Fred Phelps preaching from his pulpit in 2002.
Image: Westboro Baptist Church.

Fred Phelps, the founder of the vehemently anti-gay Westboro Baptist Church in Topeka, Kansas, died yesterday aged 84. The church he founded in 1955 became infamous for leading pickets at the funerals of US soldiers, as well as the funeral of Matthew Shepard, a young gay man killed in a homophobic attack in 1998.

At funeral pickets and other protests, Phelps and other members of his church held brightly coloured signs with messages including ‘God Hates Fags’, ‘Thank God for 9/11‘ and ‘Thank God for Dead Soldiers’. The picketing of military funerals stems from the postion that God is punishing the United States for its acceptance of homosexuality.
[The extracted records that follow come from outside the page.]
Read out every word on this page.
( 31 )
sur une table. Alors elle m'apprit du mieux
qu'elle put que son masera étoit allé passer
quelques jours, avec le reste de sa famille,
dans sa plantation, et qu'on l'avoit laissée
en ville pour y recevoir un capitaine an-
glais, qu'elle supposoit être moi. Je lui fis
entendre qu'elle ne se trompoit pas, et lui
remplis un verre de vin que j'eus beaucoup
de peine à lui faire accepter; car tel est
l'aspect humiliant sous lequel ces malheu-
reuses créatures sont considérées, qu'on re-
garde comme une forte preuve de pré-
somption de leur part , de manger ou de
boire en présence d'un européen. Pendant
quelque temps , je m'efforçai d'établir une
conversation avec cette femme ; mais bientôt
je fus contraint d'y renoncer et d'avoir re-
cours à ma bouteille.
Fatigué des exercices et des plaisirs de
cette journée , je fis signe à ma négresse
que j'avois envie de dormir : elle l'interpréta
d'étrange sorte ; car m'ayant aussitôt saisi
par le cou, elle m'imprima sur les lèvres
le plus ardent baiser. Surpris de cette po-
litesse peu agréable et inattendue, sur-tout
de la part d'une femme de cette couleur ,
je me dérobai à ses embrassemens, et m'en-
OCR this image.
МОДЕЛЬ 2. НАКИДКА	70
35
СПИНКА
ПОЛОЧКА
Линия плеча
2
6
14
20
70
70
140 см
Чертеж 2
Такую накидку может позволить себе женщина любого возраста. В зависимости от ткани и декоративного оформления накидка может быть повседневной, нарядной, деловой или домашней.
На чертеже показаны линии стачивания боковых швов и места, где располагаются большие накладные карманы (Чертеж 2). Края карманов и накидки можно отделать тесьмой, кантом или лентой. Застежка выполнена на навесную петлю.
Military funerals have not been the only sites of Westboro’s protests: the funeral of film critic Roger Ebert and concerts by pop acts Lady Gaga and One Direction — who the church described as “crotch-grabbing little perverts” — have also been targets of Westboro’s protests. The Church has sued a great number of local authorities in the United States who attempted to block their demonstrations and the settlements from their First Amendment cases helped fund their activities. In 2011, the Church won a case at the US Supreme Court which upheld their right to demonstrate at funerals.

Other countries were not so keen: Fred Phelps and his daughter Shirley Phelps-Roper were banned from entering the United Kingdom in order to take part in a planned protest against The Laramie Project, a play about the death of Matthew Shephard. The UK Border Agency stated the Phelpses were not welcome because of their actions “inciting hatred against a number of communities”. The Church has seen a number of widely-reported defections including Megan Phelps-Roper, who used to run Westboro’s social media operation before publicly leaving the congregation and publishing an apology on the Internet.

At Oberlin College in Ohio in 2000, Westboro Baptist Church’s protests caused gay students to respond with a “kiss-in”.
Image: Paul M. Walsh.

Before Phelps’s death, he was excommunicated from the Church — whose members are primarily drawn from his family. Nathan Phelps, Fred Phelps’s son, posted on Facebook last week announcing his father’s hospitalisation and illness: “I’ve learned that my father, Fred Phelps, Sr., pastor of the ‘God Hates Fags’ Westboro Baptist Church, was ex-communicated from the ‘church’ back in August of 2013. He is now on the edge of death at Midland Hospice house in Topeka, Kansas. I’m not sure how I feel about this. Terribly ironic that his devotion to his god ends this way. Destroyed by the monster he made.”

Nathan Phelps continued: “I feel sad for all the hurt he’s caused so many. I feel sad for those who will lose the grandfather and father they loved. And I’m bitterly angry that my family is blocking the family members who left from seeing him, and saying their good-byes.”